In Lower School, the SEL Director has visited some classes and led students in "mindful moments," which teach self-awareness and self-management skills. His time in the Middle School has included lessons on social awareness and relationship building skills. Upper School sessions have included him leading Juniors and Seniors in an IB SEL mentoring group with Lower and Middle School students. He has also taught mental performance tips to Upper School Students for standardizing testing, cognitive skills training with our varsity athletics teams and co-sponsors a mental toughness club.
"I am thrilled that Lausanne is forward-thinking enough to understand the benefits of a robust, comprehensive K-12 SEL program," said Graber. "It is relatively new in this region and some have misconceptions about what it is and what it isn't. Basically, we are teaching our students competencies of SEL: self-awareness, social awareness, relationship building, decision making and self-management. These skills will enable our students to succeed in school and life in general."
As COVID-19 has eliminated the use of test scores for this current application cycle, colleges and universities are refocusing their attention on soft skills- like emotional intelligence, executive functioning, and attributes that allow students to interact harmoniously with others.

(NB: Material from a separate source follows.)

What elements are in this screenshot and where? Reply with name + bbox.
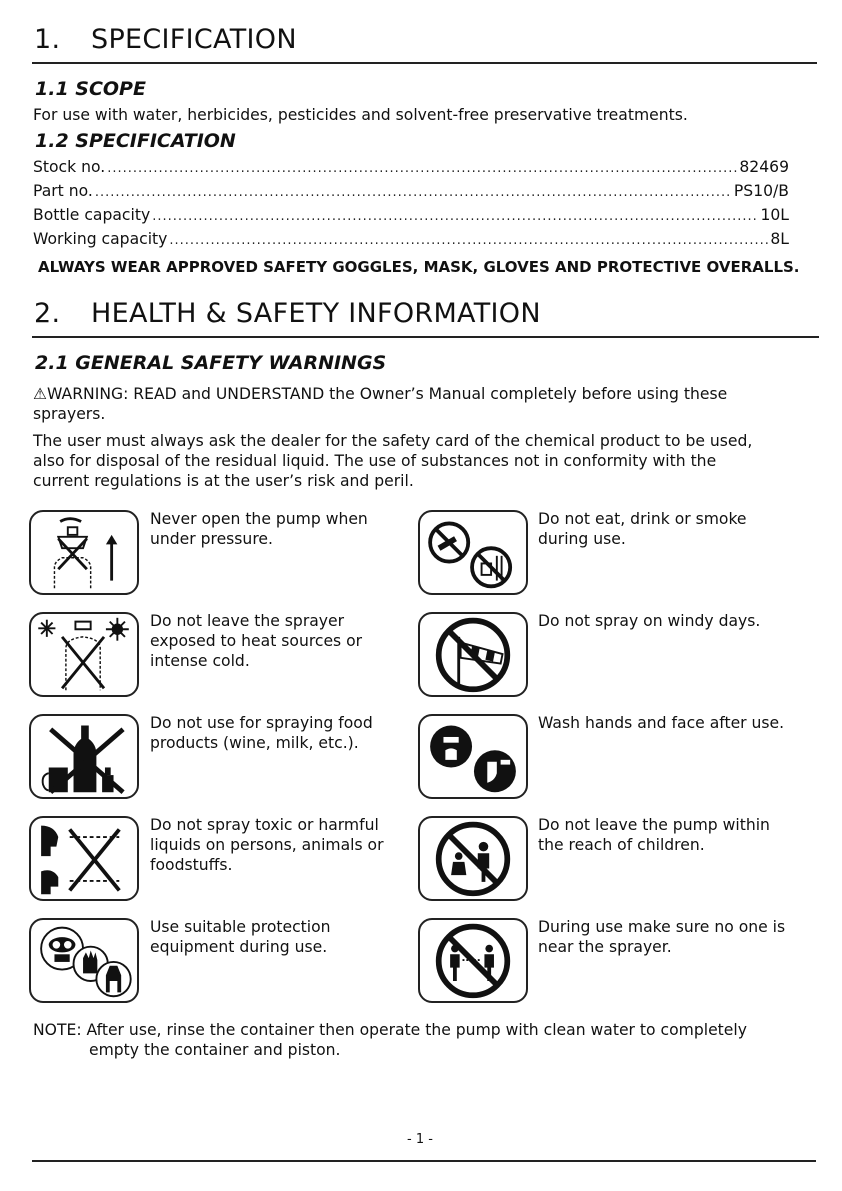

For years, colleges and universities have placed a great deal of emphasis on a student's ability to understand and contribute to diversity, efforts in community building, resilience in overcoming adversity, in addition to evaluating a student's character and impact on others. But now, without testing, that focus is heightened.
Lausanne graduate Justine Okerson '01, who has served in admissions administration positions at elite universities such as Duke and William and Mary, also cites the need for students to possess strong SEL skills, saying, "Emotional Intelligence is more important now than ever in selective college admission and beyond as Lausanne alumni move forward into either career or graduate school."
As the SEL program continues to build over the next several years, different components will be implemented as needed, like the recently added self-care sessions to combat teacher burnout.
"It is our goal for these programs to add value to the lives of every constituent of our Lausanne community," said Graber. "We are fortunate to have such a strong and dedicated group of experts on our Social and Emotional Learning Advisory Council to give us feedback on what current trends we need to address within these programs."
The advisory council members are Dr. Danielle Jackson, Social Worker; Dr. Hugh Moore, Psychologist; Dr. Chandra Murphy, Psychologist and Owner of Mindful in Memphis; Dr. Patrice Reed, Pediatrician; Dr. Colby Taylor, Psychologist and professor at Christian Brothers University; and psychiatrist Dr. Lucas Trautman.
"Lausanne has a staunch commitment to continual improvement," said Headmaster Stuart McCathie. "We simply want to serve our students better tomorrow than we do today, and the development of a school-wide SEL initiative is integral to that improvement."